There is also a solid chance that debtors are in default because of an error caused by their student loan servicer. Servicers, the middle-men of the student debt system, have gross financial incentives to steer borrowers into the wrong payment plan. As borrower balances get transferred from one servicer to another, and as payments and documents and interest accumulates, errors occur. Many borrowers are told the wrong balance, estimated for the wrong payment and told that years of payments don’t exist. Though rarely granted by the Department of Education, debtors in forbearance of deferment who went into default due to a loan servicer error can challenge the default status and have it reversed.

Some borrowers — such as those who are incarcerated or facing unique circumstances — could also appeal to the Department of Education and request a “compromise” or “write-off” of student loans to prevent administrative wage garnishment.
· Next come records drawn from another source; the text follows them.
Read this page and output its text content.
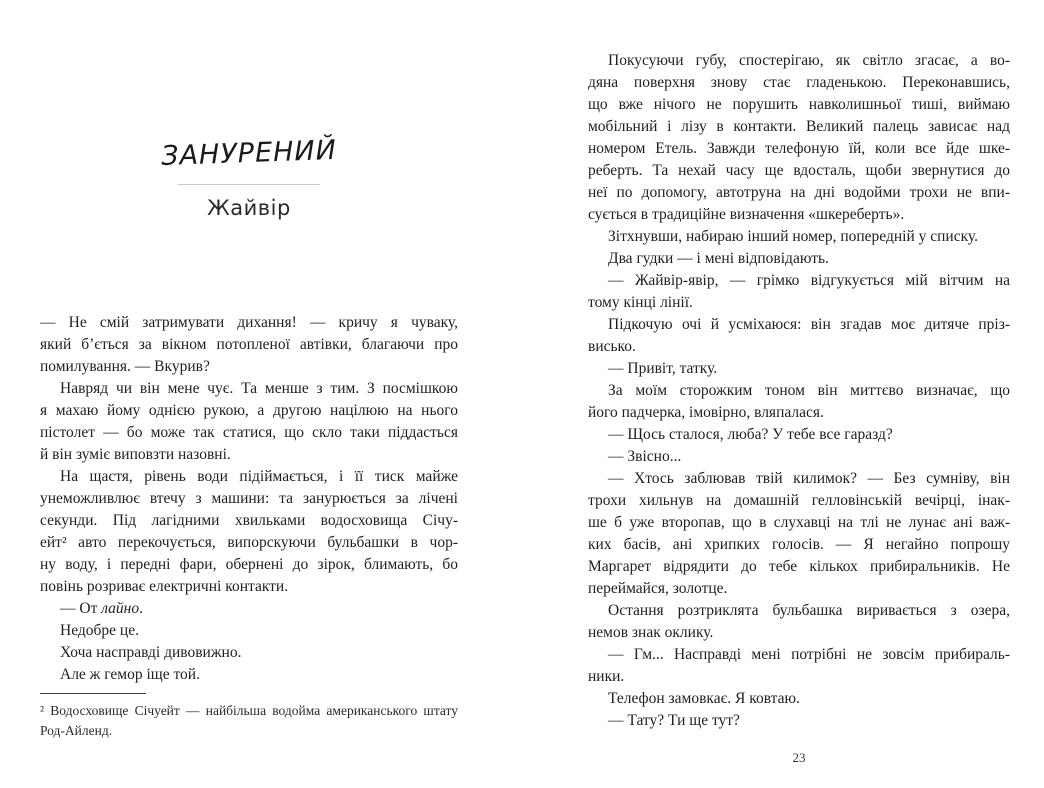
ЗАНУРЕНИЙ
Жайвір
— Не смій затримувати дихання! — кричу я чуваку,
який б’ється за вікном потопленої автівки, благаючи про
помилування. — Вкурив?
Навряд чи він мене чує. Та менше з тим. З посмішкою
я махаю йому однією рукою, а другою націлюю на нього
пістолет — бо може так статися, що скло таки піддасться
й він зуміє виповзти назовні.
На щастя, рівень води підіймається, і її тиск майже
унеможливлює втечу з машини: та занурюється за лічені
секунди. Під лагідними хвильками водосховища Січу-
ейт² авто перекочується, випорскуючи бульбашки в чор-
ну воду, і передні фари, обернені до зірок, блимають, бо
повінь розриває електричні контакти.
— От лайно.
Недобре це.
Хоча насправді дивовижно.
Але ж гемор іще той.
² Водосховище Січуейт — найбільша водойма американського штату
Род-Айленд.
Покусуючи губу, спостерігаю, як світло згасає, а во-
дяна поверхня знову стає гладенькою. Переконавшись,
що вже нічого не порушить навколишньої тиші, виймаю
мобільний і лізу в контакти. Великий палець зависає над
номером Етель. Завжди телефоную їй, коли все йде шке-
реберть. Та нехай часу ще вдосталь, щоби звернутися до
неї по допомогу, автотруна на дні водойми трохи не впи-
сується в традиційне визначення «шкереберть».
Зітхнувши, набираю інший номер, попередній у списку.
Два гудки — і мені відповідають.
— Жайвір-явір, — грімко відгукується мій вітчим на
тому кінці лінії.
Підкочую очі й усміхаюся: він згадав моє дитяче пріз-
висько.
— Привіт, татку.
За моїм сторожким тоном він миттєво визначає, що
його падчерка, імовірно, вляпалася.
— Щось сталося, люба? У тебе все гаразд?
— Звісно...
— Хтось заблював твій килимок? — Без сумніву, він
трохи хильнув на домашній гелловінській вечірці, інак-
ше б уже второпав, що в слухавці на тлі не лунає ані важ-
ких басів, ані хрипких голосів. — Я негайно попрошу
Маргарет відрядити до тебе кількох прибиральників. Не
переймайся, золотце.
Остання розтриклята бульбашка виривається з озера,
немов знак оклику.
— Гм... Насправді мені потрібні не зовсім прибираль-
ники.
Телефон замовкає. Я ковтаю.
— Тату? Ти ще тут?
23
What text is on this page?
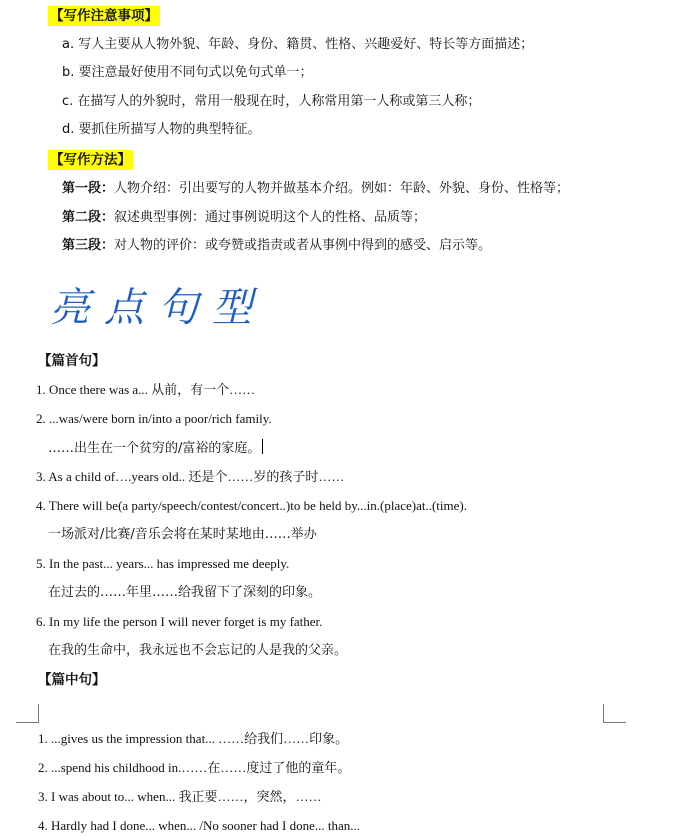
【写作注意事项】
a. 写人主要从人物外貌、年龄、身份、籍贯、性格、兴趣爱好、特长等方面描述；
b. 要注意最好使用不同句式以免句式单一；
c. 在描写人的外貌时，常用一般现在时，人称常用第一人称或第三人称；
d. 要抓住所描写人物的典型特征。
【写作方法】
第一段：人物介绍：引出要写的人物并做基本介绍。例如：年龄、外貌、身份、性格等；
第二段：叙述典型事例：通过事例说明这个人的性格、品质等；
第三段：对人物的评价：或夸赞或指责或者从事例中得到的感受、启示等。
亮点句型
【篇首句】
1. Once there was a... 从前，有一个……
2. ...was/were born in/into a poor/rich family.
……出生在一个贫穷的/富裕的家庭。
3. As a child of….years old.. 还是个……岁的孩子时……
4. There will be(a party/speech/contest/concert..)to be held by...in.(place)at..(time).
一场派对/比赛/音乐会将在某时某地由……举办
5. In the past... years... has impressed me deeply.
在过去的……年里……给我留下了深刻的印象。
6. In my life the person I will never forget is my father.
在我的生命中，我永远也不会忘记的人是我的父亲。
【篇中句】
1. ...gives us the impression that... ……给我们……印象。
2. ...spend his childhood in.……在……度过了他的童年。
3. I was about to... when... 我正要……，突然，……
4. Hardly had I done... when... /No sooner had I done... than...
It’s not just borrowers who should be making noise about the affront that is wage garnishment for student loans. Labor unions should be fighting tooth and nail to ensure that employers protect their workers from illegal forced collections. The more extraction from student debtors, the more there is a drag on our economy — making it harder for businesses to thrive, homes to be purchased, or families to be started.

Student debtors would be wise to fight back at every opportunity, urging the federal government to negotiate student debt on different terms. The Department of Education isn’t just our creditor expecting payments, it is also a democratically elected body that is susceptible to political power from below. To accept the terms and conditions of harsh debt collection is to succumb to a broken system run by unqualified billionaires. To fight back against our debts, as Trump put it, is “a smart thing, not a stupid thing.”